I think that if everyone has to agree on a single beauty, it's not the real thing. I think that ‘beautiful’ is a unique taste that someone's sensitive antennae have picked up on, and that it should have rarity.
 The reason I came to like the singer was because the vocalist's personal taste was similar to mine, and the song was not from typical Korean pop music. It had the fresh scent of a minor band that had not yet succeeded and the energy of a group that was still growing.


Band Jannabi's performance at Grand Mint Festival 2019

For example, the singer's sunglasses were 99% the same design as my sunglasses, which I found wandering down a back alley on one of my trips to Barcelona.
They weren't a famous brand and they weren't expensive. They only cost USD$50, but they were very luxurious. They were the work of an emerging designer based in Barcelona, so they had a fresh, raw feel to them.

I wanted these people to do well, but on the other hand, I also thought that they shouldn't become too famous. If they became too famous, they would become vested interests, and if they became vested interests, their unique, raw image would disappear.
What makes something attractive isn't perfection without any flaws, but also potential that is lacking but has the potential to grow.
But if I don't let them grow just to keep my taste, that would be a sin too. In order to continue making music, they need the support from their fans, and if they don't have money, they won't be able to make the next album.

'I wish they were a singer that only I knew' is probably my greed. If there's something good, it's right to let the world know about it, right? Because good things are meant to be shared.

I know that I should shut up and continue once I decided to do something. But why do I need so many reasons instead of just doing it? Am I writing this long article to explain why I haven't written on Substack? 
Despite that, I like myself for being so human.
How human is this? This imperfection. Making resolutions and breaking them, making promises and not keeping them, and starting over again.

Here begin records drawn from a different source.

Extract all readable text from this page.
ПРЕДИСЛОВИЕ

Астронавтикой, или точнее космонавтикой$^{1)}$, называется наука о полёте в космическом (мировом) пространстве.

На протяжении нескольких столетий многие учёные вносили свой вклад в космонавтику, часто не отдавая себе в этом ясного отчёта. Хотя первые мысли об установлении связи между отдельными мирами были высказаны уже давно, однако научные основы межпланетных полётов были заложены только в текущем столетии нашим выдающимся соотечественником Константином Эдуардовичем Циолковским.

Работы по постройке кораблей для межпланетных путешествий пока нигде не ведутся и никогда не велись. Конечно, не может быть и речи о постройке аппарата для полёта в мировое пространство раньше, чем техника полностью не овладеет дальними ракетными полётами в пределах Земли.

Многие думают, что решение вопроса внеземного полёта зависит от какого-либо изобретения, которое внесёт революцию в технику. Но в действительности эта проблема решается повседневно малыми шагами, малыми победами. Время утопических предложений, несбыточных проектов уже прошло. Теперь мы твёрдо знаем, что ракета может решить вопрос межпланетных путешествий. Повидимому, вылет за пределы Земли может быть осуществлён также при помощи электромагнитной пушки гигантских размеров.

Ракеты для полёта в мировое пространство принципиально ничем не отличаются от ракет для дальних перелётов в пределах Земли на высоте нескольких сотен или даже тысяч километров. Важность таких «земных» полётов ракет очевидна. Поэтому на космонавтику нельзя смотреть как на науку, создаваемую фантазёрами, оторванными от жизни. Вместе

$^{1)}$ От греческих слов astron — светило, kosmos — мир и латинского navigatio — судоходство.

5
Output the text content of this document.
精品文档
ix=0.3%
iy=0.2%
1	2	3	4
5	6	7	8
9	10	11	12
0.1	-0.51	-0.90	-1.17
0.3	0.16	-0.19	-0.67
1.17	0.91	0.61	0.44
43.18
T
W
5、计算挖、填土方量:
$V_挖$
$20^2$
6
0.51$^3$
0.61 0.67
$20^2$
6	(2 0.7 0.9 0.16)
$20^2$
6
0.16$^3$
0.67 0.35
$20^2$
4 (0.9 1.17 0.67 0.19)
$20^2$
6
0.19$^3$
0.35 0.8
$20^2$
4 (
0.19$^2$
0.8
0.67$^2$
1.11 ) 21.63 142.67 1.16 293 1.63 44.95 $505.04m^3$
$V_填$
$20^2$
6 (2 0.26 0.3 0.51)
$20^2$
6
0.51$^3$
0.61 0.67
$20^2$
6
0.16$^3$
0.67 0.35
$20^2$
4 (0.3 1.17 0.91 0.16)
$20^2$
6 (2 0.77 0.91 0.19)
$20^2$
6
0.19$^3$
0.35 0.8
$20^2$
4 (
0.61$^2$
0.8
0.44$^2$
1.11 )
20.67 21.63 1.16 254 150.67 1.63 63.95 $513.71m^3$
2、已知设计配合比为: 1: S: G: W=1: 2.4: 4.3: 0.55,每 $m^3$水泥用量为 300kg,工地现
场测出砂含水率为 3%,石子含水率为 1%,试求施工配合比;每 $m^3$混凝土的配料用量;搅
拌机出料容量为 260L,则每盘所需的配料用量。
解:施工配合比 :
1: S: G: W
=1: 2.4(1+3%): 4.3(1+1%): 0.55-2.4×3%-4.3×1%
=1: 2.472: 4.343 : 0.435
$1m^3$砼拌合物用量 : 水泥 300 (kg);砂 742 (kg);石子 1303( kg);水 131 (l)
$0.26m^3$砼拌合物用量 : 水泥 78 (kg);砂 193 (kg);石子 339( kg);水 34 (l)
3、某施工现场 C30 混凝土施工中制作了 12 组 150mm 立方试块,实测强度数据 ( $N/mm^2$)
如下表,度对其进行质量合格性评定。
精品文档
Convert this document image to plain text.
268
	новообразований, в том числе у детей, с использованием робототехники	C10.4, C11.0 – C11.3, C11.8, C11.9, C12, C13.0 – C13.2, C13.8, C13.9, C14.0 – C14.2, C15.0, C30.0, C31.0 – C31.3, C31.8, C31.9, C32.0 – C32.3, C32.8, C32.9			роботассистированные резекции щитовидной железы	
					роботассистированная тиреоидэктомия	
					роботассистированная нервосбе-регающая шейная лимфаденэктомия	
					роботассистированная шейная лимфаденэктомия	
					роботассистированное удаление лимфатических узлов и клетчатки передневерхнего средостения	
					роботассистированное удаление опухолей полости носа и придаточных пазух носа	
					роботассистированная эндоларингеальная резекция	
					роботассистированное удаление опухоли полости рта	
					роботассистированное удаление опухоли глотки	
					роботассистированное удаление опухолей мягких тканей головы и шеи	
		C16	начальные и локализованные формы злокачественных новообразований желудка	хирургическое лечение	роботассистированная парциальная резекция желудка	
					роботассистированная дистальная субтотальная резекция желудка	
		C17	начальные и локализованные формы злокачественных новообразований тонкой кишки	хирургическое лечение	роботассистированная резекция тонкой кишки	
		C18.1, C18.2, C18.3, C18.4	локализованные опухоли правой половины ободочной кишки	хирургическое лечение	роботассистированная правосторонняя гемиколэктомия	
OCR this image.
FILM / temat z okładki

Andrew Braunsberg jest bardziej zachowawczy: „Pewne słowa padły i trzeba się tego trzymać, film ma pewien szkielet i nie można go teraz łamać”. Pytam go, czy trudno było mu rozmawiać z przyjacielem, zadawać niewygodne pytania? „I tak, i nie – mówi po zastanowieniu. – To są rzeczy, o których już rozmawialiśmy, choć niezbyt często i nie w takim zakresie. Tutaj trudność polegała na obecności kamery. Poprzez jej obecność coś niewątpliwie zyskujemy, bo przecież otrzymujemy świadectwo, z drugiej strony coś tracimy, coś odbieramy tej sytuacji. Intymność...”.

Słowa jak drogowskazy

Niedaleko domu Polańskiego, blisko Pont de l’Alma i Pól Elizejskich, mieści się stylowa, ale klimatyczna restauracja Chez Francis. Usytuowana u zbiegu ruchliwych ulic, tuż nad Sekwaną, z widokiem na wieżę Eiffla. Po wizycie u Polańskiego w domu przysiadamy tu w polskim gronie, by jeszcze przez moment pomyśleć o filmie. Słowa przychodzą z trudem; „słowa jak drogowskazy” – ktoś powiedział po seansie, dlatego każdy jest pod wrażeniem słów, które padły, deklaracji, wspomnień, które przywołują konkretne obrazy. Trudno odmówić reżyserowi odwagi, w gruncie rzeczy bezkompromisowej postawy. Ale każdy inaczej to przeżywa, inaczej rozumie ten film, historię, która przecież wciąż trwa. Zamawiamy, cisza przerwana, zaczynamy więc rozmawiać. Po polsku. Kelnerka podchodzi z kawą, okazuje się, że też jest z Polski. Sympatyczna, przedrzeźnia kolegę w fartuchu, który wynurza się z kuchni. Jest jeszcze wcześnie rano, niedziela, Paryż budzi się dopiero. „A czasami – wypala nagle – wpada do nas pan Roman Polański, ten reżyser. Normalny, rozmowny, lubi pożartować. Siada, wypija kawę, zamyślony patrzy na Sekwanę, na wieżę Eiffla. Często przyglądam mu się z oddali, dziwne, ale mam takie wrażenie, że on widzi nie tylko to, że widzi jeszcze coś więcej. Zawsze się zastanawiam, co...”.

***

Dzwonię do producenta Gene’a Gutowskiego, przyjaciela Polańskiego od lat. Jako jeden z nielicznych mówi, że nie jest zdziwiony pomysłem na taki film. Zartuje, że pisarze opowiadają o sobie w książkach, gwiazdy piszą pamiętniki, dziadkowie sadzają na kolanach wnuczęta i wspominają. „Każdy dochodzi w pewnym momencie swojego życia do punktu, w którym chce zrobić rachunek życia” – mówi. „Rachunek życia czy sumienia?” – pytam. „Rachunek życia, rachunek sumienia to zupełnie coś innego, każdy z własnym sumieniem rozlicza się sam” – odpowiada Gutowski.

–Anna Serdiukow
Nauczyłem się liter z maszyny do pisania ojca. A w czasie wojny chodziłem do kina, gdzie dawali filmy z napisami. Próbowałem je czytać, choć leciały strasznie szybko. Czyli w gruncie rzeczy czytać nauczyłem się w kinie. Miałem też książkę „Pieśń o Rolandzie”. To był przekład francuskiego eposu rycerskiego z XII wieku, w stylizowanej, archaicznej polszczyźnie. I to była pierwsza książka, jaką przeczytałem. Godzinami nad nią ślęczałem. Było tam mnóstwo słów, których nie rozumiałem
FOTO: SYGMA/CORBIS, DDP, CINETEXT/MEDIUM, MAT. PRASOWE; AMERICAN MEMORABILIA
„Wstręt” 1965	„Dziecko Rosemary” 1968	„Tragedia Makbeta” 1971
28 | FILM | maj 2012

I think it's because we're all human beings, we go back and forth between perfection and imperfection, inner conflict, veil VS unveil. We think we live to achieve something, but in reality, we are on a journey to confirm our human side.
By the end of such a journey, you will discover a changed ‘me’, from raw to mature, from a cave where you were hiding to the outside world, from isolation to connection.


It's as if, by the time the unknown band has completed the music inside of them, they've emerged from the underground and moved into a brand new building.
It's as if the hidden songs that fans have discovered are being brought back to light after a time when computers were filled with songs that they couldn't even sing.

We don't know when that time will be, we just do what's given today.
This week, it took me a whole week to finish this article. I feel like I'm juggling between painting and writing, but I'll try to move forward little by little, even if it's slow.
The important thing is that I wiggled today.